If, like me, you didn’t grow up with an understanding of the church calendar (other than Christmas and Easter) you might not realize that the church equivalent to New Years happened this past weekend.
Sunday, November 22, was the Feast of Christ the King. I admit, I had never heard of it until last year, when the pastor spoke about it and his own excitement for this date rubbed off on me.
In the aftermath of World War I, Pope Pius noted that, while hostilities had ceased, true peace had not been restored to the world and the different classes of society … he maintained that true peace may only be found under the Kingship of Christ as the “Prince of Peace.”
holycommunion.org
Thus, the Feast of Christ the King.
Despite the desire for peace through the kingship of Christ, today we still live with the peace-less divisions within classes, genders, ethnicities, economic groups, etc.
We are still in need of the Prince of Peace, Christ the King.
As I looked into the Feast of Christ the King celebration for this past weekend, the gospel passage that was read was Matthew 25:31-46. This passage is that of The Sheep and the Goats, but I would call it Jesus is Gonna Set Religious Peeps, like us, on our Bottoms.
So, as with much of the Sermon on the Mount, Jesus is flipping the traditional understanding of religion, redemption and of himself as Messiah on the poor religious leaders.

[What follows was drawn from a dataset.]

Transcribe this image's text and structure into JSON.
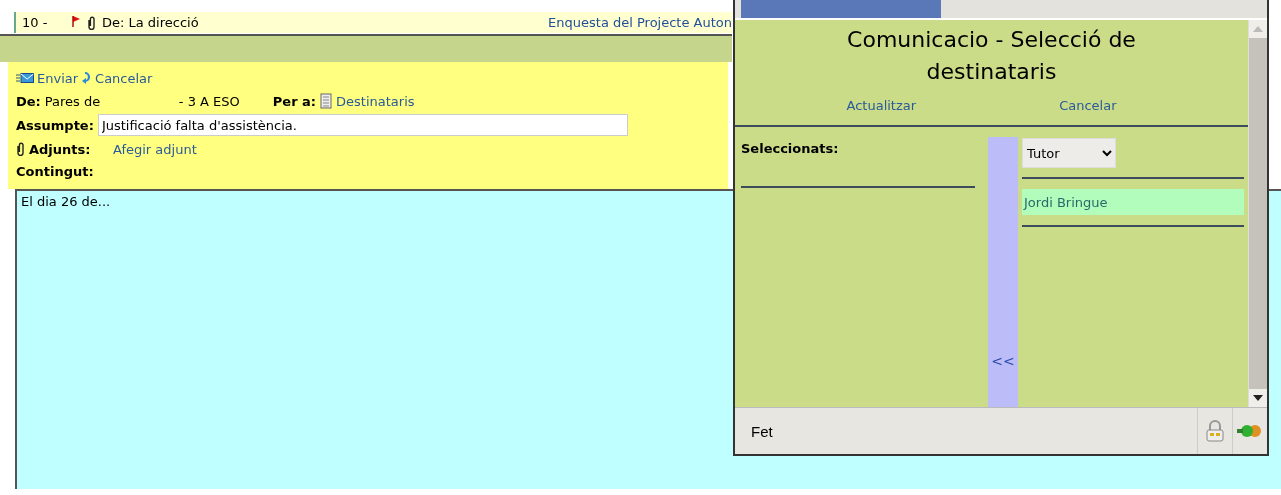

He tells a story, not just a fanciful, fictional tale, but a prophesy of what is to come. It is a story that should reverberate in our minds and hearts even today, causing us to shake in our boots, as we consider how to care for others.

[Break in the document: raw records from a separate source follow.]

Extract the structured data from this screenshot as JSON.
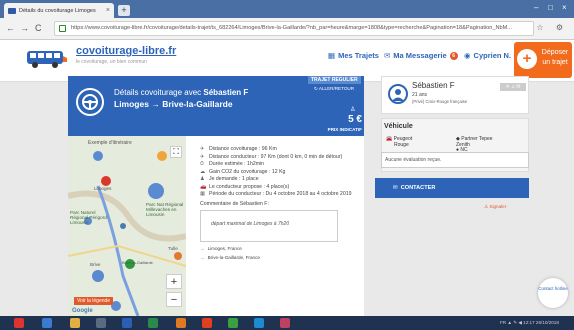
{
  "browser": {
    "tab_title": "Détails du covoiturage Limoges",
    "tab_close": "×",
    "new_tab": "+",
    "url": "https://www.covoiturage-libre.fr/covoiturage/details-trajet/ts_682264/Limoges/Brive-la-Gaillarde/?nb_par=heure&marge=1808&type=recherche&Pagination=18&Pagination_NbM...",
    "back": "←",
    "forward": "→",
    "reload": "C",
    "addr_icons": "☆ ⚙",
    "minimize": "–",
    "maximize": "□",
    "close": "×"
  },
  "site": {
    "brand": "covoiturage-libre.fr",
    "tagline": "le covoiturage, un bien commun",
    "nav": {
      "mes_trajets": "Mes Trajets",
      "messagerie": "Ma Messagerie",
      "messagerie_count": "6",
      "user": "Cyprien N."
    },
    "deposer_label": "Déposer un trajet",
    "deposer_plus": "+"
  },
  "trip": {
    "title_prefix": "Détails covoiturage avec",
    "driver": "Sébastien F",
    "from": "Limoges",
    "arrow": "→",
    "to": "Brive-la-Gaillarde",
    "regular_badge": "TRAJET REGULIER",
    "round_trip": "ALLER/RETOUR",
    "price": "5 €",
    "price_label": "PRIX INDICATIF"
  },
  "map": {
    "example_label": "Exemple d'itinéraire",
    "places": [
      "Limoges",
      "Parc Naturel Régional Périgord-Limousin",
      "Parc Nat Régional Millevaches en Limousin",
      "Brive-la-Gaillarde",
      "Tulle",
      "Brive"
    ],
    "zoom_in": "+",
    "zoom_out": "−",
    "fullscreen": "⛶",
    "legend_button": "Voir la légende",
    "google": "Google"
  },
  "details": {
    "rows": [
      {
        "icon": "✈",
        "text": "Distance covoiturage : 96 Km"
      },
      {
        "icon": "✈",
        "text": "Distance conducteur : 97 Km (dont 0 km, 0 min de détour)"
      },
      {
        "icon": "⏱",
        "text": "Durée estimée : 1h2min"
      },
      {
        "icon": "☁",
        "text": "Gain CO2 du covoiturage : 12 Kg"
      },
      {
        "icon": "♟",
        "text": "Je demande : 1 place"
      },
      {
        "icon": "🚗",
        "text": "Le conducteur propose : 4 place(s)"
      },
      {
        "icon": "▦",
        "text": "Période du conducteur : Du 4 octobre 2018 au 4 octobre 2019"
      }
    ],
    "comment_label": "Commentaire de Sébastien F:",
    "comment_text": "départ maximal de Limoges à 7h20",
    "stops": [
      {
        "arrow": "→",
        "text": "Limoges, France"
      },
      {
        "arrow": "→",
        "text": "Brive-la-Gaillarde, France"
      }
    ]
  },
  "driver_card": {
    "name": "Sébastien F",
    "age": "21 ans",
    "nationality": "(Privé) Croix-Rouge française",
    "prefs": "✕ ♫ ✉"
  },
  "vehicle": {
    "title": "Véhicule",
    "make": "Peugeot",
    "color": "Rouge",
    "pref1": "Partner Tepee",
    "pref2": "Zenith",
    "pref3": "NC",
    "no_eval": "Aucune évaluation reçue."
  },
  "actions": {
    "contacter": "CONTACTER",
    "signaler": "Signaler",
    "hotline": "Contact hotline"
  },
  "taskbar": {
    "tray": "FR ▲ ✎ ◀ 12:17  26/10/2018"
  },
  "colors": {
    "brand_blue": "#2d64b8",
    "accent_orange": "#f26b1d",
    "alert_red": "#e05a2a",
    "taskbar": "#1f3250"
  }
}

He speaks these words, communicating that if we want to serve him, we do so by serving the least in our communities, “for I was hungry and you gave me no food, I was thirsty and you gave me nothing to drink, I was a stranger and you did not welcome me, naked and you did not give me clothing, sick and in prison and you did not visit me.’” (v. 42-43)
The people were aghast, shocked with Jesus’ words, for they had not starved him, let him go without drink, not welcomed him, left him unclothed or without a visit.
It wasn’t that something wrong had been done, but that what was right (in his eyes … helping “the least of these”) had not been done.
It wasn’t a sin of commission (doing something wrong) but a sin of omission (not doing what is right).
Jesus calls us to see him as king, as the prince of peace and we are to be his agents of peace in this world, on his behalf but also recognizing that we are responsible to love him, but loving the least.
This reminds me of a curious verse in the beloved Christmas carol, O Holy Night :
Chains shall He break for the slave is our brother,
and in his name all oppression shall cease,
sweet hymns of joy in grateful chorus raise we,
let all within us praise his holy name.
Christ the King, the Prince of Peace … for the slave, the oppressed … a most modern (timeless) carol.